Third and the main feature is CUDA-based CNN implementation. The
CUDA technology has beecome very popular for speeding up computational intensive applications. And offcourse neural networks are seems to "been born" for this technology. So no surprise that neural network programmers tried to implement NNs even when there was no such convinient things as floating point support, or conditional execution in kernels. Implementation of classical fully-connected neural networks is quite trivial, because it's just a matrix by matrix multiplications. More interesting is implementations of convolutional neural networks, especially considering it's very exciting results in many applications such as handwriting digits recognition, face detection objects classification etc. Here what I've found on implementation of CNN's on GPU:
- Kumar Chellapilla, Sidd Puri, Patrice Simard. High Performance Convolutional Neural Networks for Document Processing. 2006
- Fabian Nasse, Christian Thurau, and Gernot A. Fink. Face Detection Using GPU-Based Convolutional Neural Networks. 2009
- Dominik Scherer and Sven Behnke. Accelerating Large-scale Convolutional Neural Networks with Parallel Graphics Multiprocessors. In Proceeding of NIPS 2009 Workshop on Large-Scale Machine Learning: Parallelism and Massive Datasets, Whistler, Canada, December 2009
- Narayanan Sundaramy, Anand Raghunathany, and Srimat T. Chakradhar. A framework for efficient and scalable execution of domain-specific templates on GPUs. 2009
In [1] colleagues from MS Research proposed a very interesting idea to represent a convolutions in C-layers as matrix multiplications. This requires some extra memory and calculations, but benefits are convinience, scalability and finally simulation and training speed. There was no CUDA in 2006 so they used shaders for CNN's speed up.

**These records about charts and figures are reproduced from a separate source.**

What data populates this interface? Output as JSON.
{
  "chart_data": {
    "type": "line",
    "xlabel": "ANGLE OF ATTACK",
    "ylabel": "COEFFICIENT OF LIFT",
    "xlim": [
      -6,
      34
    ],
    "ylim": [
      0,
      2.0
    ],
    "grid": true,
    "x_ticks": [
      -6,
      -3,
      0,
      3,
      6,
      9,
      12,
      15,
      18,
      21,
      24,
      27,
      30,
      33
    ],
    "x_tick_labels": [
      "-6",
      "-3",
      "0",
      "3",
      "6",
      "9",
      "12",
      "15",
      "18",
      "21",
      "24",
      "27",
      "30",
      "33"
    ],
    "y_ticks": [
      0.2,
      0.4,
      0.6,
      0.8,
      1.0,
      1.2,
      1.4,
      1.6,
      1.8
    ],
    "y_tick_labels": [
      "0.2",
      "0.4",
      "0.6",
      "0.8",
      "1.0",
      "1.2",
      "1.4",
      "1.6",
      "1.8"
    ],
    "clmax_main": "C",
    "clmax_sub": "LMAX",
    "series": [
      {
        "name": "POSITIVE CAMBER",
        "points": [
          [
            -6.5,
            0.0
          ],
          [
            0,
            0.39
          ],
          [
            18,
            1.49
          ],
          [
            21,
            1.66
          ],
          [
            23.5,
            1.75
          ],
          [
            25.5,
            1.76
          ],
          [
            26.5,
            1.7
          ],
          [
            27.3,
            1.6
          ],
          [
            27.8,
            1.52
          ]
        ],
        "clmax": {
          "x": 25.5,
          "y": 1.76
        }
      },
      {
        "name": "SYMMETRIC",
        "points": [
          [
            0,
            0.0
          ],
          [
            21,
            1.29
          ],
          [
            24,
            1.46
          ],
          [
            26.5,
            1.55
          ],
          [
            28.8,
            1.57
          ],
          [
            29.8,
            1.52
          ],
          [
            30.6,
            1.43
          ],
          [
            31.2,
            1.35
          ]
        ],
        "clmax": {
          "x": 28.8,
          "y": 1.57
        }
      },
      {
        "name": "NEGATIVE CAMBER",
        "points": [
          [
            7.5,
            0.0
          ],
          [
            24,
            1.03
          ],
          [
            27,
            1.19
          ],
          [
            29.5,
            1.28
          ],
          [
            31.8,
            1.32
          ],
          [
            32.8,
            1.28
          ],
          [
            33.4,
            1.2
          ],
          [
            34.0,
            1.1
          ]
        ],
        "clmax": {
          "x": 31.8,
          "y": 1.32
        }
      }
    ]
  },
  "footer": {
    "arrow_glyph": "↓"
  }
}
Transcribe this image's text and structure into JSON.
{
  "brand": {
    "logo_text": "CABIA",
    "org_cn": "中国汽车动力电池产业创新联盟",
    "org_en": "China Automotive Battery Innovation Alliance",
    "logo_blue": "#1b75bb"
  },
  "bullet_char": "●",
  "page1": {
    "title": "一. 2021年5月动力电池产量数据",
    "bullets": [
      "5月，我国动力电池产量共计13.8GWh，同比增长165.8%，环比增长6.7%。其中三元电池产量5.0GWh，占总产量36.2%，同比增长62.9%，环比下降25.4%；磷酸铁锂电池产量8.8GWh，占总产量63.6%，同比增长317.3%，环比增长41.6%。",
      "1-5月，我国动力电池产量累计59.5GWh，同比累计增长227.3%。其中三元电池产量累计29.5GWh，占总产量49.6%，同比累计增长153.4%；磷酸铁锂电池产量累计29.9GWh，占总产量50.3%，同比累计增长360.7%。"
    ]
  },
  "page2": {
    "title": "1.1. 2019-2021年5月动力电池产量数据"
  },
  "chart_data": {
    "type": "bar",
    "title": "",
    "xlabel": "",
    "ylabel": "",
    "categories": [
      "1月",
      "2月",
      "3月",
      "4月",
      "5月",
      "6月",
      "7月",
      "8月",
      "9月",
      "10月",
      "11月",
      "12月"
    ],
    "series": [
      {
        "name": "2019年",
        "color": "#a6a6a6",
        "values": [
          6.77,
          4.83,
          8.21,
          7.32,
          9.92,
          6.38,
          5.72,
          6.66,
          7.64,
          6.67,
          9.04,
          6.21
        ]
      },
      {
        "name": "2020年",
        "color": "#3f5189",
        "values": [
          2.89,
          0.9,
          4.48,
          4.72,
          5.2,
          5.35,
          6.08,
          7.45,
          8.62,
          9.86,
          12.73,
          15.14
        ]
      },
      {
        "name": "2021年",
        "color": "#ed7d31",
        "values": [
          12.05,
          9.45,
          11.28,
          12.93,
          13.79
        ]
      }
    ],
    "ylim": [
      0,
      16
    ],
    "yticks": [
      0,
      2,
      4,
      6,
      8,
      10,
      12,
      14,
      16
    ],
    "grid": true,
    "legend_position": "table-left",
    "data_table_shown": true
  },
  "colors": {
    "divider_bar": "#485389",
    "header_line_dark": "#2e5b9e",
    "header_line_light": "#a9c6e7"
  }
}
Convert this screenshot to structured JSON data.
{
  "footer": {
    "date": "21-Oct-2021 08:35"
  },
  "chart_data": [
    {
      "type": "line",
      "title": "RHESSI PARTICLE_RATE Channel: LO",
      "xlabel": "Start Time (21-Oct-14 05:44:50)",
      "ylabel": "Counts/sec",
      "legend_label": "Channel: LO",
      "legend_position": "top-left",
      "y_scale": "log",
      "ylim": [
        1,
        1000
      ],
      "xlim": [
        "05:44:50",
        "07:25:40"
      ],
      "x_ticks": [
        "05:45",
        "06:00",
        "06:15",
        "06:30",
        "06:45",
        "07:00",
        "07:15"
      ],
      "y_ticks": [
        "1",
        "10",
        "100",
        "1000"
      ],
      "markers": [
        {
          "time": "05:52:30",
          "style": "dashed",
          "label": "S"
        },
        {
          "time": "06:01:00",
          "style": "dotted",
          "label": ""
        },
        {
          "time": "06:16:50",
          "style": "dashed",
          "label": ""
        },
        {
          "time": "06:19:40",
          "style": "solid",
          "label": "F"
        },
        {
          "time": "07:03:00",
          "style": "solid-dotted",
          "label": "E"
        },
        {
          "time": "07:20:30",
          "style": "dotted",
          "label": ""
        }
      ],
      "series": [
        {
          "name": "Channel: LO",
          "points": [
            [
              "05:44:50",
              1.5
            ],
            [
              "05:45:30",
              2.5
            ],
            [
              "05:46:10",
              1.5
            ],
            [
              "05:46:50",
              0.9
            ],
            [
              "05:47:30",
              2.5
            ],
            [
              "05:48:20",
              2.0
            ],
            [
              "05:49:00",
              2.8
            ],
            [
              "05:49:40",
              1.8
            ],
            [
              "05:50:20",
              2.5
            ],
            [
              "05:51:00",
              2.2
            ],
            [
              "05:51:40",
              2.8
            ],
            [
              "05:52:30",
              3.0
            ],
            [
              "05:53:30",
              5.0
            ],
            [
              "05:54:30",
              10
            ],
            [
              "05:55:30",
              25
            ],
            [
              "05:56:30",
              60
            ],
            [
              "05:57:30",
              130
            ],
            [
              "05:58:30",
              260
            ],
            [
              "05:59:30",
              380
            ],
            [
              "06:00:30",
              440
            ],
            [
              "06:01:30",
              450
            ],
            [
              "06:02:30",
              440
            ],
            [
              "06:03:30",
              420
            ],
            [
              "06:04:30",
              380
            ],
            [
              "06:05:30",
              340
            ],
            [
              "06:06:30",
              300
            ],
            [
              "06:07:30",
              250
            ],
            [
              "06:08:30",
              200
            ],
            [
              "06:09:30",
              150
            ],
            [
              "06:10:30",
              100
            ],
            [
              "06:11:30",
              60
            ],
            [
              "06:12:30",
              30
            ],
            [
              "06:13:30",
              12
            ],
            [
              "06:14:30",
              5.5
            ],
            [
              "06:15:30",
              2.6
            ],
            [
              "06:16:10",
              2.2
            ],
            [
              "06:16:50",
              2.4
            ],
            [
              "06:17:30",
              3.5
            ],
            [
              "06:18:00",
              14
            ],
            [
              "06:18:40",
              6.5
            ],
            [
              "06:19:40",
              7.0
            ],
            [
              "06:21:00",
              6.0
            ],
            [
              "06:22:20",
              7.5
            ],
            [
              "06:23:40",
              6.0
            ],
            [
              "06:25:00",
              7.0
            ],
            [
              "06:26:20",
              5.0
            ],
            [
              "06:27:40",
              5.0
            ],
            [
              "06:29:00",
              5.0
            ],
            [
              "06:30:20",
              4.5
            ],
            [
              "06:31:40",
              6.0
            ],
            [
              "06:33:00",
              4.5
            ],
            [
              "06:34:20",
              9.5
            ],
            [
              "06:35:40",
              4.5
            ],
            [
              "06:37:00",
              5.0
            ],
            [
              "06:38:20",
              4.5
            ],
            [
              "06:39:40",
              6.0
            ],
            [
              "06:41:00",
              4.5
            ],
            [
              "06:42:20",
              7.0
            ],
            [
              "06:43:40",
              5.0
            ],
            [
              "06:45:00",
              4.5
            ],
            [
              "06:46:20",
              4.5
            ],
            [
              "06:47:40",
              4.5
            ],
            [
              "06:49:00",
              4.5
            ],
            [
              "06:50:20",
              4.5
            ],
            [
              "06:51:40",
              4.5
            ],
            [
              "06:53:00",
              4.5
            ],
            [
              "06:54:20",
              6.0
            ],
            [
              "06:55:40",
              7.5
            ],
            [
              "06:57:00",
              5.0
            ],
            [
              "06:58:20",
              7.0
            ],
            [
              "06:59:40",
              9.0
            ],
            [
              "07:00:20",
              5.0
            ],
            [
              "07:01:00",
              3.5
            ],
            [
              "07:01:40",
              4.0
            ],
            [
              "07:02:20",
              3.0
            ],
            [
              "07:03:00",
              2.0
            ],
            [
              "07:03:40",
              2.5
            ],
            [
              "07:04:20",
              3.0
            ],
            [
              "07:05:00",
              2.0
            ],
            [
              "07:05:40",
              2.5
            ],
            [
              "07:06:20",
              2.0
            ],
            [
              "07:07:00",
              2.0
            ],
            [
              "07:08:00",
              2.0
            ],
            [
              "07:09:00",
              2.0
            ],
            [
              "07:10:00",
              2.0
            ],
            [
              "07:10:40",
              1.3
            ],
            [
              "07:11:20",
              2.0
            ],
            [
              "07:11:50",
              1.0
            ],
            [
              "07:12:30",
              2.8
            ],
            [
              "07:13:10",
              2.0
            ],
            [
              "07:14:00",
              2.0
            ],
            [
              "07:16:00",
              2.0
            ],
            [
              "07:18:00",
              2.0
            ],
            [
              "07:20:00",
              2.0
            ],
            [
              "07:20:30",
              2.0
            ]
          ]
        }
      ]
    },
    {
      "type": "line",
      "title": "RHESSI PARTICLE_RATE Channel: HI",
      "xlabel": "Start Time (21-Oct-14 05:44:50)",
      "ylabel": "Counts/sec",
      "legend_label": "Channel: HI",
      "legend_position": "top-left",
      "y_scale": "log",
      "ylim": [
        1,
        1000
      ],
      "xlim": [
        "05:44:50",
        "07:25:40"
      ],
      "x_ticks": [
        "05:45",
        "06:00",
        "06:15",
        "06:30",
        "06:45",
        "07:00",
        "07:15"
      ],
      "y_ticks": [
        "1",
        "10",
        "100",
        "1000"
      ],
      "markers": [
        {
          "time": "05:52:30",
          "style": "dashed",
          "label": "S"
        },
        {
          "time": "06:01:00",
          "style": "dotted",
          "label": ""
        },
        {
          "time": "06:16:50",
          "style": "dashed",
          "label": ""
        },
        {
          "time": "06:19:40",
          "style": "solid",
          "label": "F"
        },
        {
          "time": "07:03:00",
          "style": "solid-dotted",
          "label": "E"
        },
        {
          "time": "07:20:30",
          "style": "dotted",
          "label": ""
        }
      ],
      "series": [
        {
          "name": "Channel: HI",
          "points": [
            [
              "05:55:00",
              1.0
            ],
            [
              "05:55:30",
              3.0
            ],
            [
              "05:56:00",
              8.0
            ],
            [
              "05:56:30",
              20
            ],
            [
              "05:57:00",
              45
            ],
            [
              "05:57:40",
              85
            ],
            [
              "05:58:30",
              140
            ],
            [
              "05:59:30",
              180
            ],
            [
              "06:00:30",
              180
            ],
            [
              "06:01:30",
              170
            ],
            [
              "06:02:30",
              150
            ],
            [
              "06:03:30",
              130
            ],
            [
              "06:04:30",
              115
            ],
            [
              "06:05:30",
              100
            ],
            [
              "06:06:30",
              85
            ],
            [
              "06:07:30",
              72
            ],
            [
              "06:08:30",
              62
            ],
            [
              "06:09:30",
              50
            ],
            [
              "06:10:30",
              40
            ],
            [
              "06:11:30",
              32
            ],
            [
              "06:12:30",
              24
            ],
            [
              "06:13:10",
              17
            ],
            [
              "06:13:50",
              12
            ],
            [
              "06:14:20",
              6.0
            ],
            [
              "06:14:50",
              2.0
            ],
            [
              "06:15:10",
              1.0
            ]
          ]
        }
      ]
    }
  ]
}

In [2] researchers describes very good practical application of CUDA for real-time face detection. Though training wasn't implemented on GPU.
In paper [3] scientists from Bonn University presented implementation of convolutional neural network using CUDA with both simulation and training. But from that paper seems that realization was hard-wired.
In [4] researchers from NEC presented software for various tasks on GPU and Convolutional neural networks is shown as example of such task. No information about training was provided there.
It should be noted that all these results presented only in papers so no code or even executables were given.
The only CUDA CNN's implementation known to me is
this one. Good job, but it only implements simulation and is
very hard-wired.
So all of that motivated me to write my own CUDA-based implementation of CNN's, which is scalable, trainable and publicaly awalible.
The main disadvantage in my realization is that it needs matlab as a source of CNN class object and a sink for results processing. But I'm going to make cudacnn as a separate library.